Figs are not technically a fruit, they are actually more like an inverted flower. These are known as a syconium where flowers and seeds are borne. Due to the fact that the flower is inverted, most pollinating insects cannot get to the pollen. Without pollination the fig tree wouldn’t be able to reproduce.
This is where the fig wasp comes into play. The fig tree and the fig wasp (Blastophaga psenes) have evolved a mutual relationship. The fig tree can only be pollinated with the help of the fig wasp and the fig wasp can only reproduce inside a fig syconium.
How do you pollinate an inverted flower?
The fig syconium is pollinated when a fertilized female wasp enters the fig through a tiny hole. She crawls inside the fig and pollinates some of the female flowers. The fig wasp then lays her eggs inside some of the flowers and dies. After a few weeks the male wasp larvae begin to tunnel their way out of the figs. The female fig wasp larvae collect pollen from the developed flowers inside the fig. They proceed through the tunnel dug by the male larvae and fly out of the fig. They then crawl inside another fig where they deposit the pollen and lay a new generation of eggs, and the whole cycle starts again.

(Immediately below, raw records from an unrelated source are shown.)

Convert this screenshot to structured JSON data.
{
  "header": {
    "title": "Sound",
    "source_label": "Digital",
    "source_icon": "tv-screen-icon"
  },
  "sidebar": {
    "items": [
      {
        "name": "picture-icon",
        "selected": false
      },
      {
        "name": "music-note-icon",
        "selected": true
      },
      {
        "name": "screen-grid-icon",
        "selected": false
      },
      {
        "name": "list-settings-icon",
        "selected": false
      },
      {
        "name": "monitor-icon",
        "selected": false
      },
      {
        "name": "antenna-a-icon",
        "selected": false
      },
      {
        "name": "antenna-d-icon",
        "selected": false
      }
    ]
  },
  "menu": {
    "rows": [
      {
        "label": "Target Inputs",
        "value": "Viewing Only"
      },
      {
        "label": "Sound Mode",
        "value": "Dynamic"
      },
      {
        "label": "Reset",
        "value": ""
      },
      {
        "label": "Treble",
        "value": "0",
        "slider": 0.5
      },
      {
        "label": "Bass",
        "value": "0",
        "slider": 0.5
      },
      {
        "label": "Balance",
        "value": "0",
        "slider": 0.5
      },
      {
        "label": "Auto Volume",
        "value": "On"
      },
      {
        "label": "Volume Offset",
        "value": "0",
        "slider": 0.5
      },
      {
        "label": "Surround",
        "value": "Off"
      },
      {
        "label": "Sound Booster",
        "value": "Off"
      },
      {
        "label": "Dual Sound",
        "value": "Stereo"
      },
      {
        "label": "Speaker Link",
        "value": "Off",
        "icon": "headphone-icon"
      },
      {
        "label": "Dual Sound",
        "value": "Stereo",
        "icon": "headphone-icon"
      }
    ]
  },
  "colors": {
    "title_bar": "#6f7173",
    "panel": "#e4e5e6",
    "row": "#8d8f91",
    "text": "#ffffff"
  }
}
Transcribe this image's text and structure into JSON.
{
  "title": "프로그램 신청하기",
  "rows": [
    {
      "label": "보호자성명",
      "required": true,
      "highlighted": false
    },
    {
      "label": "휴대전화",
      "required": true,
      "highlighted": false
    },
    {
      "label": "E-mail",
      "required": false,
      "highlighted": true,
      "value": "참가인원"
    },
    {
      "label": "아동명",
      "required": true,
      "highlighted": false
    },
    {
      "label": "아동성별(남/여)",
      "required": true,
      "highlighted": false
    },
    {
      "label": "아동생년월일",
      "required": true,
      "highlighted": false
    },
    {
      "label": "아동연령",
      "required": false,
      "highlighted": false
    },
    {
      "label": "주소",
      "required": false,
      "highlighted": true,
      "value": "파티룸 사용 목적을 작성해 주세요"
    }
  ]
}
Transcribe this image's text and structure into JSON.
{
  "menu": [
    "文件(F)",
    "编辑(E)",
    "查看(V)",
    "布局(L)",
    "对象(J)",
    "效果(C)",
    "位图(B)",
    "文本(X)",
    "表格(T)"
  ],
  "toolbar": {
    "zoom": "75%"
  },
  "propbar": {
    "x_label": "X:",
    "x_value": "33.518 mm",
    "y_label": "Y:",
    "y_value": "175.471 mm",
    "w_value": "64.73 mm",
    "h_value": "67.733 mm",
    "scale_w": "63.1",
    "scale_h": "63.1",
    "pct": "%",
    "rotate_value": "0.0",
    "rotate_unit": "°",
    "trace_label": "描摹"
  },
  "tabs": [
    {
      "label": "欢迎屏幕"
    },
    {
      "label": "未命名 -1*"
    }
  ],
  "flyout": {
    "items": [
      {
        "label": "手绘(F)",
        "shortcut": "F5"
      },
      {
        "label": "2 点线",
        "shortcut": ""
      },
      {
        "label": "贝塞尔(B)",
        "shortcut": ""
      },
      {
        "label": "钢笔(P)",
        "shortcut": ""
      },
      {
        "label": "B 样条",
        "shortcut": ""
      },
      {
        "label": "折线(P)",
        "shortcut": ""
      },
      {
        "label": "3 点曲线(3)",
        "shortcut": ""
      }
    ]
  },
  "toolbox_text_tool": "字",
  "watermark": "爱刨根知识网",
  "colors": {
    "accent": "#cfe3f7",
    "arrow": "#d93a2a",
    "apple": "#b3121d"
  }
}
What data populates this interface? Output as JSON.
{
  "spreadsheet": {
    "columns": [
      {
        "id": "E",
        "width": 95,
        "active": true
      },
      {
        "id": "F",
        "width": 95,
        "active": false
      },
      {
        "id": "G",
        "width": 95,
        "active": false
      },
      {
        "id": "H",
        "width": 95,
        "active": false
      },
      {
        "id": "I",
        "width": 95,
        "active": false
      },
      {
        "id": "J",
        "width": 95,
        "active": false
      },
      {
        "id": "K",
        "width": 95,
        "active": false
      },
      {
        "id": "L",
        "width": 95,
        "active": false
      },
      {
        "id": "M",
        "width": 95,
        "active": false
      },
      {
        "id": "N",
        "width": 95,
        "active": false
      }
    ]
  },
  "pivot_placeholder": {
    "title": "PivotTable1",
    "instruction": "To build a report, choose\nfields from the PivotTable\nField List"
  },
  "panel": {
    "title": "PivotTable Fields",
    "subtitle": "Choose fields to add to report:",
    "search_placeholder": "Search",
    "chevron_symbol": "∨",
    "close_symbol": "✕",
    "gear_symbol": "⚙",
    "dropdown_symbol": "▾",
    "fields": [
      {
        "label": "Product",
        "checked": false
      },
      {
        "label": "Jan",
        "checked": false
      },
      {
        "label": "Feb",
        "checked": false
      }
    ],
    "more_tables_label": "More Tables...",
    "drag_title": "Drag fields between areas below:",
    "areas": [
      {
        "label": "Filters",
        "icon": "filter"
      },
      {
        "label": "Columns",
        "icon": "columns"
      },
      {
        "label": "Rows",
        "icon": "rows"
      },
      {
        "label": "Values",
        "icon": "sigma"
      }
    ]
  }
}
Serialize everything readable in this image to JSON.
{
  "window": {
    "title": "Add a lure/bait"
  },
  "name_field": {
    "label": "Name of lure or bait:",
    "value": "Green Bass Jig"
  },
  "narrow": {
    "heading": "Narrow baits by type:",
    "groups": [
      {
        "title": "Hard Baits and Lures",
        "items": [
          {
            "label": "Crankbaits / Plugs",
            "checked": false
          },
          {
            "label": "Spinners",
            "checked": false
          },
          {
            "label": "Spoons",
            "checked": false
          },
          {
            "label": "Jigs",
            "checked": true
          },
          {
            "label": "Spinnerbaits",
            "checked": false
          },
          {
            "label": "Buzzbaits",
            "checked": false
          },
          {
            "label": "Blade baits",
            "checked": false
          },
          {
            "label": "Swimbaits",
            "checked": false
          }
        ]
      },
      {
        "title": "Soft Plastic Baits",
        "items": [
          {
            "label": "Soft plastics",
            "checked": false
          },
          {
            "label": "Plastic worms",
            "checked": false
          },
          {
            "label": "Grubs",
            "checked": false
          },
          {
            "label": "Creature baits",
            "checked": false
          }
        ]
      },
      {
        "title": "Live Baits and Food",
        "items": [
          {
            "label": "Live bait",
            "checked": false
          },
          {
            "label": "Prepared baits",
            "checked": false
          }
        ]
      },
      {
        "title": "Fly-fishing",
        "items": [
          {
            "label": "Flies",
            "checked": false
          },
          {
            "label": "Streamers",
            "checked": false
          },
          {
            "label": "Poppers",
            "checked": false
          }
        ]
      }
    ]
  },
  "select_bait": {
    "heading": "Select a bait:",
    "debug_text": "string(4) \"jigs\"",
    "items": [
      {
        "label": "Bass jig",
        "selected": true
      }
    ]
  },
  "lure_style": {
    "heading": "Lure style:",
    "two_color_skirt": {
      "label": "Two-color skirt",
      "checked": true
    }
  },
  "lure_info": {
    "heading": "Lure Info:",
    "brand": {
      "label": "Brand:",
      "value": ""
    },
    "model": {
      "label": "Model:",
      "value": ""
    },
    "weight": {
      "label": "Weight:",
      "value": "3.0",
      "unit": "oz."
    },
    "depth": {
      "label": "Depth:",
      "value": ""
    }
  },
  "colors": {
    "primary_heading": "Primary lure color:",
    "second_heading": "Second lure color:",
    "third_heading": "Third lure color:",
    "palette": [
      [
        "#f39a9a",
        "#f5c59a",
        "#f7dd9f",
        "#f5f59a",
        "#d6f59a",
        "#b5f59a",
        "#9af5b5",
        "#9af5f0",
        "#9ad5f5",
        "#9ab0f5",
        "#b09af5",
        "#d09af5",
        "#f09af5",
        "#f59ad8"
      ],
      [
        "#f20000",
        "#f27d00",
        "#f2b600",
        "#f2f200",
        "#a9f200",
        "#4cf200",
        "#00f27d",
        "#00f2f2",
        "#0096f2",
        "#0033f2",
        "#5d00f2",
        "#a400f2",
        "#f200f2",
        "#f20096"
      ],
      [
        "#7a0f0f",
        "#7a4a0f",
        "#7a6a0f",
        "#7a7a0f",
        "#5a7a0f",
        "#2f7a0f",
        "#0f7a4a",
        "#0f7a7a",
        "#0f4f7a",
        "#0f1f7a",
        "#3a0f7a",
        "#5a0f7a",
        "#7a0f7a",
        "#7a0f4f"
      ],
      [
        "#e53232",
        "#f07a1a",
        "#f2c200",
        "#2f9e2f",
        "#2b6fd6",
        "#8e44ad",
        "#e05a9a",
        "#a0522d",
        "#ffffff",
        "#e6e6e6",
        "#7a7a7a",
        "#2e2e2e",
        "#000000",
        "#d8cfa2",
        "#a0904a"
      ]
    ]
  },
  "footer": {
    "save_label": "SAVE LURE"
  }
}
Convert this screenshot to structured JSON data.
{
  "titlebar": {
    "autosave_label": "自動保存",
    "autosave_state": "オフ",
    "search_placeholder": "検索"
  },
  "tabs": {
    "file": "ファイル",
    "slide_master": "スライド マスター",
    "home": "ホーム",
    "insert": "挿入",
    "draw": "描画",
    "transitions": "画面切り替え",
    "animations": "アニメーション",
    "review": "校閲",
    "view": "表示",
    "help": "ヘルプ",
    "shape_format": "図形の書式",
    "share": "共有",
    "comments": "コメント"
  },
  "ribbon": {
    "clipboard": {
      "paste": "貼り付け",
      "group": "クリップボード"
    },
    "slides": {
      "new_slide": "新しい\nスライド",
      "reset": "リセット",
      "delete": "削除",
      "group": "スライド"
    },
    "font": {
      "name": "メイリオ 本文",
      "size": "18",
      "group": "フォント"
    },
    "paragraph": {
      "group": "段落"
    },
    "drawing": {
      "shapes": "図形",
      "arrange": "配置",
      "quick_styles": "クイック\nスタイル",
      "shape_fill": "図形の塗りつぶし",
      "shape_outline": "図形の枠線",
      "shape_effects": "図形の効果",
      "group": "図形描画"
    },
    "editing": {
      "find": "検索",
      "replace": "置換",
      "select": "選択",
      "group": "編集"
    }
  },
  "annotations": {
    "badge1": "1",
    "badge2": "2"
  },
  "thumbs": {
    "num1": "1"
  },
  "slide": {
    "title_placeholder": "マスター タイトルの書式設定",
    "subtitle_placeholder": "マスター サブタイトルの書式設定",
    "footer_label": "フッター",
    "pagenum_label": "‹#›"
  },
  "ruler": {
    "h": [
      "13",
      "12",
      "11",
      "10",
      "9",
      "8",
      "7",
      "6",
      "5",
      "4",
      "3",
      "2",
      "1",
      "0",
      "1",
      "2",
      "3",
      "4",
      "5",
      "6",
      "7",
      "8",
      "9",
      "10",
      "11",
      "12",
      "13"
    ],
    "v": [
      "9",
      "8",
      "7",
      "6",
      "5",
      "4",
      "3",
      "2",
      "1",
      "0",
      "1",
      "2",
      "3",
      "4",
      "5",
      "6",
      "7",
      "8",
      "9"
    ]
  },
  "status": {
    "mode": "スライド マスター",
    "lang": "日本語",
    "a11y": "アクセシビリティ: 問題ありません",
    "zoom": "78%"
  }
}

Because the pollen of the fig tree is inside the pod, this is the only way in which seeds can be produced inside the pod and fig trees can reproduce. This means every single edible fig has a dead wasp inside. However this doesn’t mean you are munching into wasps when eating your figs, they are broken down inside the fig by an enzyme called ficain. The fig is the perfect environment for the fig wasp to lay their eggs and it does not reproduce anywhere else.
This form of relationship is called mutualism where two species have evolved simultaneously and each is dependent upon the other to survive and reproduce. Another more common type similar of mutual relationship is that of bees and flowers, where bees need the nectar to make honey and flowers need pollen to reproduce.